For now, OTPs are still a valid way for consumers to authenticate themselves and the transactions they wish to complete.
But OTPs, he told PYMNTS in an interview, are increasingly being targeted by fraudsters.
“Man-in-the-middle attacks can easily defeat one-time passcodes,” said Esser, noting emails sent with innocuous-seeming links can lure unwitting recipients to click and give hackers entrance to communications and back-office systems — and they can go on to impersonate banking executives, chief financial officers or IRS officers.
And for the consumer, said Esser, “You’re receiving a text message from your bank … you click that link, and in all reality, you’re actually navigating to a fraudster site.”
The fraudster takes the username and password, shifts to the banking site, sends an OTP requesting authentication, and then gains full access to the accounts.
We’re moving bit by bit away from OTPs and other “traditional” means of authentication — a pivot that will be determined, at least in the near term, on a market-by-market basis.
Data sharing is paramount, Esser said.
“If we don’t do it, then we’re going to be stuck in a negative infinity loop that just keeps on going … until the marketplace puts its hands up and says, ‘All right, we have to make an adjustment.’”
There has been some roadmap made with the likes of PSD2. He added, “we’re moving in the right direction, across the globe, with regulations changing” and with marketplaces and financial institutions (FIs) better understanding who their cardholders are — and aren’t — through the use of data and behavioral biometrics.
The shift toward harnessing data and behavioral biometrics has hit some stumbling blocks because some smaller FIs, including credit unions, don’t have the budget or the staff on hand to upgrade their technology, Esser said. But partnering with providers and platforms can ease the transition and minimize dependency on OTPs delivered via mobile SMS and email, and create a better consumer experience.
No matter the approach the FI takes, said Esser, “the focus should really be on how the cardholder normally authenticates themselves instead of introducing a new solution that the customer might even think is fraud. Then they call the bank, and the bank’s call center volume goes up,” and operational expenses rise too.
Banking technology providers are proving adept at making a range of solutions available to serve those purposes — and to convey proper communication to cardholders and customers that there are other ways of authenticating themselves, he added. There’s room for continued inroads to be made with 3DS, as merchants and FIs can look at robust data streams at the pre-authorization stage to gauge risk in near real time.

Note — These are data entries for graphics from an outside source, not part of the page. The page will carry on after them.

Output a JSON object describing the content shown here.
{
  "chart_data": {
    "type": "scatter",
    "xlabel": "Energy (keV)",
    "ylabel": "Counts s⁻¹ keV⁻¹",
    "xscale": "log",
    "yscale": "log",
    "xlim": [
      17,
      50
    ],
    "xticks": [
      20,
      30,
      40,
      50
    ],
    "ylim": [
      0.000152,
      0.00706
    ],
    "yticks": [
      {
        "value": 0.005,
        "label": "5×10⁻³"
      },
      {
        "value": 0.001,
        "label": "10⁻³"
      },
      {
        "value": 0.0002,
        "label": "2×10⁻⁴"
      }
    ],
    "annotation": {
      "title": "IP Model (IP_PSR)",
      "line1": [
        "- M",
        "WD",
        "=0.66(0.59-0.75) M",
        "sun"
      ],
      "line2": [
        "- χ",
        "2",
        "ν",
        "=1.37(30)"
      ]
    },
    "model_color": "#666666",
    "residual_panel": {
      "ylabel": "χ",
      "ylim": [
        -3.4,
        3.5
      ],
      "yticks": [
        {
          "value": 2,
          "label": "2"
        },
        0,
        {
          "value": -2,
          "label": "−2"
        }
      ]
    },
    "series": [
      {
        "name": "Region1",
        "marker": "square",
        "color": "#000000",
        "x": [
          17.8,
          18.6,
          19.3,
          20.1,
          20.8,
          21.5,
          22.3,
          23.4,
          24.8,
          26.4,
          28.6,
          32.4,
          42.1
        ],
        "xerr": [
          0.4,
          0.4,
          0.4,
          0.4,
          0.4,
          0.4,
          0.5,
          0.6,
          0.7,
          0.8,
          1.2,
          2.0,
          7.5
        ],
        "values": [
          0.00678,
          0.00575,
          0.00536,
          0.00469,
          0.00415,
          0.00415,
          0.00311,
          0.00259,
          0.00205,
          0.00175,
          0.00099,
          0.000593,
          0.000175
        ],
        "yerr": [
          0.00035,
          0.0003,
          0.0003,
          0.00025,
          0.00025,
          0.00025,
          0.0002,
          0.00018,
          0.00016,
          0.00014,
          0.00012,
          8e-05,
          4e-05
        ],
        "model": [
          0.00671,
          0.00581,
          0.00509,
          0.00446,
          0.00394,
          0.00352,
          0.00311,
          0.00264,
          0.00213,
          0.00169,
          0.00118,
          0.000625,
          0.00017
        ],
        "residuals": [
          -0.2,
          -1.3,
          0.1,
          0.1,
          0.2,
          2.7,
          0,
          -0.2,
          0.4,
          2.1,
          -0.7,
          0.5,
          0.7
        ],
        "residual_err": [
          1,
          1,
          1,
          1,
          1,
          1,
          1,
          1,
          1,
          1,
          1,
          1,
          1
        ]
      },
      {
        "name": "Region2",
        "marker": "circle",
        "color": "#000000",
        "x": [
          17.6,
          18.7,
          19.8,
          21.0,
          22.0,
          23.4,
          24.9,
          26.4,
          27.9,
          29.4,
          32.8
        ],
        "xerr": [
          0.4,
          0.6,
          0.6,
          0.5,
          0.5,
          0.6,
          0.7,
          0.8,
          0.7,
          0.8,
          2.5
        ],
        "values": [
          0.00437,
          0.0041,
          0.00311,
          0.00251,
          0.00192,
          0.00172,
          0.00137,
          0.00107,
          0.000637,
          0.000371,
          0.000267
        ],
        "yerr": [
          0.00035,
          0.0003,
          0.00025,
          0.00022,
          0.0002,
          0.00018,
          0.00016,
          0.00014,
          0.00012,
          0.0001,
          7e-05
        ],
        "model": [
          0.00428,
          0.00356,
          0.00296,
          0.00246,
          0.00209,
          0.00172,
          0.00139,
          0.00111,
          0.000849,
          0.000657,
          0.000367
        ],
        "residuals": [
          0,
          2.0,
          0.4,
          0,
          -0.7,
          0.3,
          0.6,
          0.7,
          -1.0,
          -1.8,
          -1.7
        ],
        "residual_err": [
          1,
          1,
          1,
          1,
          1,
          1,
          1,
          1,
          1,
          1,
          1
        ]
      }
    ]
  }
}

“We’re seeing these merchants and financial institutions work together with the new versions of EMV 3DS, sharing information” that can authenticate users in a frictionless way — or step up that friction on an as-needed basis, he said.
Linking better behavioral analytics and risk decisioning has the positive ripple effect of sending more “good” transactions through the commerce ecosystem, he added.
“We’re all angling to identify the right mix,” he concluded, referring to the marriage between technology and risk-based decision-making.